After completing this self-evaluation, senior leadership at the old Bancolombia would have asked for responses to similar questions from Conavi and Corfinsura. This march would have been essential since discourse with management teams from potential partners can give more cultural information than just spreadsheets and past records.

Next would have been the creation of a cultural compatibility profile, derivied from the information collected from the three institutions. The cultural compatibility profile would have highlighted cultural similarities and differences among the three organizations in reference to communication, leadership, governance, reward systems and business activities.

Apart from showing areas of differences, such a profile would have identified potential business risks of leaving incompatibilities unaddressed. Possible risks would have included turnover from senior leadership, loss of customer relationships and poor management practices.

Main findings from this cultural evaluation would have been incorporated into the due diligence report and distributed among executive members of the old Bancolombia.

There was also a need to devote an execution team to take charge of the cultural transformation process. It is evident that the Bancolombia appointed an individual to lead the process. However, they needed a sizable team involving people with diverse expertise from all the merging banks to lead the process.

The team shall be in charge of all aspects of organizational transformation such as workers management, company resources and legal issues, among others. The team can employ Appreciative Inquiry in managing the process to ensure collective realization of a positive future. Furthermore, the team would have documented business-wide knowledge and skills to exchange information among merging banks.

Lastly, there was a need to incorporate performance management and reward systems into the cultural transformation program. It is obvious that employees in institutions joined together in a merger would abhor a situation whereby their colleagues in similar positions, but from other organizations receive higher pay or rewards than them.

Disparities in how the parent and target institutions appraise and reward worker performance are significant and, when ignored, can cause problems such as low turnover, poor performance, lack of motivation and a reduction in overall employee output.

Hence, the cultural transformation program should have incorporated ways of synchronizing performance measures and systems of rewards, while illuminating chief differences where needed. The applications should also have aimed at enabling employees realize that their particular reward systems are fair, even though they may not have been identical across the institution.

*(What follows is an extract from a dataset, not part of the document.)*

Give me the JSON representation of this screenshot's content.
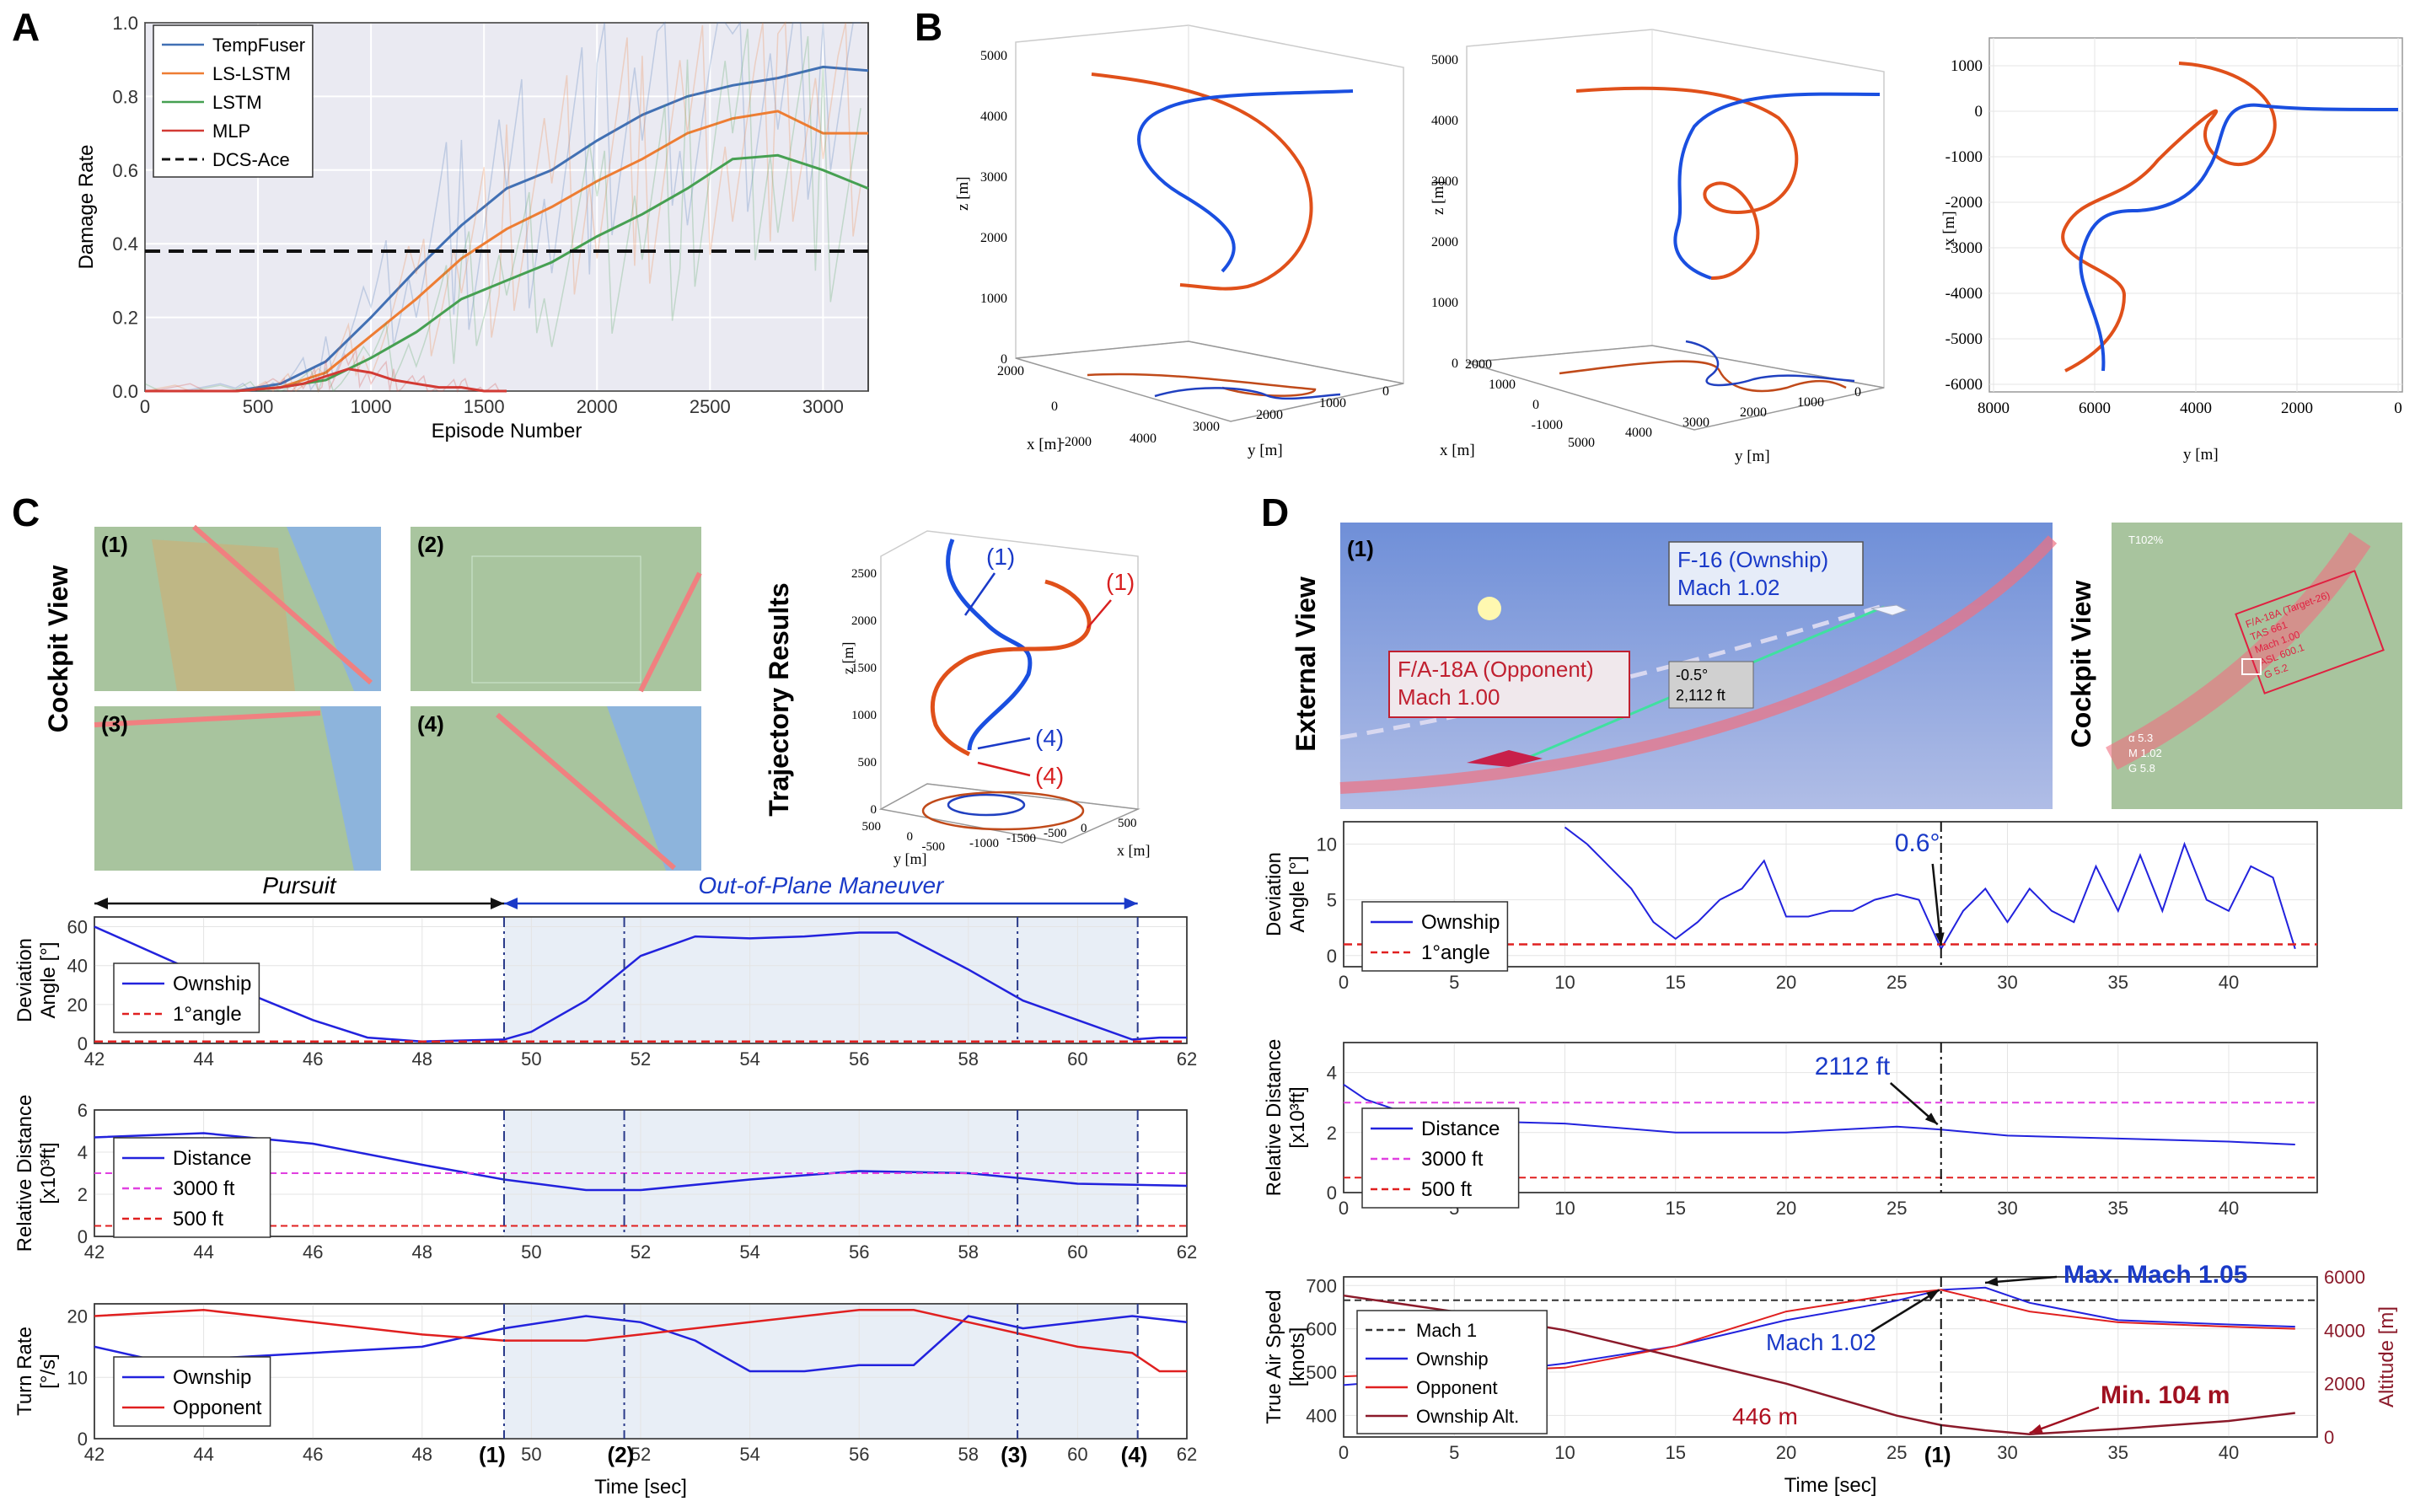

This would have minimized the possibilities of turnovers from employees, such as in the department of sales. Institutions should pay employees in the sales department well to retain them since they form the link between customers and the institution. As such, losing key salespersons may destroy customer relationships and thus, destroying the value of the institution.

Conclusion

In conclusion, senior management teams responsible for creation of the merger displayed their commitment through creating and participating in the cultural transformation program. However, the program had several gaps, as mentioned above. I suggest that there was the need to discover cultural features of integrating banks to increase comprehension of previous worker environments.

Discovery of these features would have been possible through creating a cultural compatibility profile that highlighted cultural similarities and differences among the three organizations in reference to communication, leadership, governance, reward systems and business activities.

Senior leadership at the old Bancolombia would have then worked with their colleagues from Covani and Confinsura to create cultural transformation strategies that would help all the three institutions to resolve their key differences efficiently, thus decreasing employee turnover and other business risks.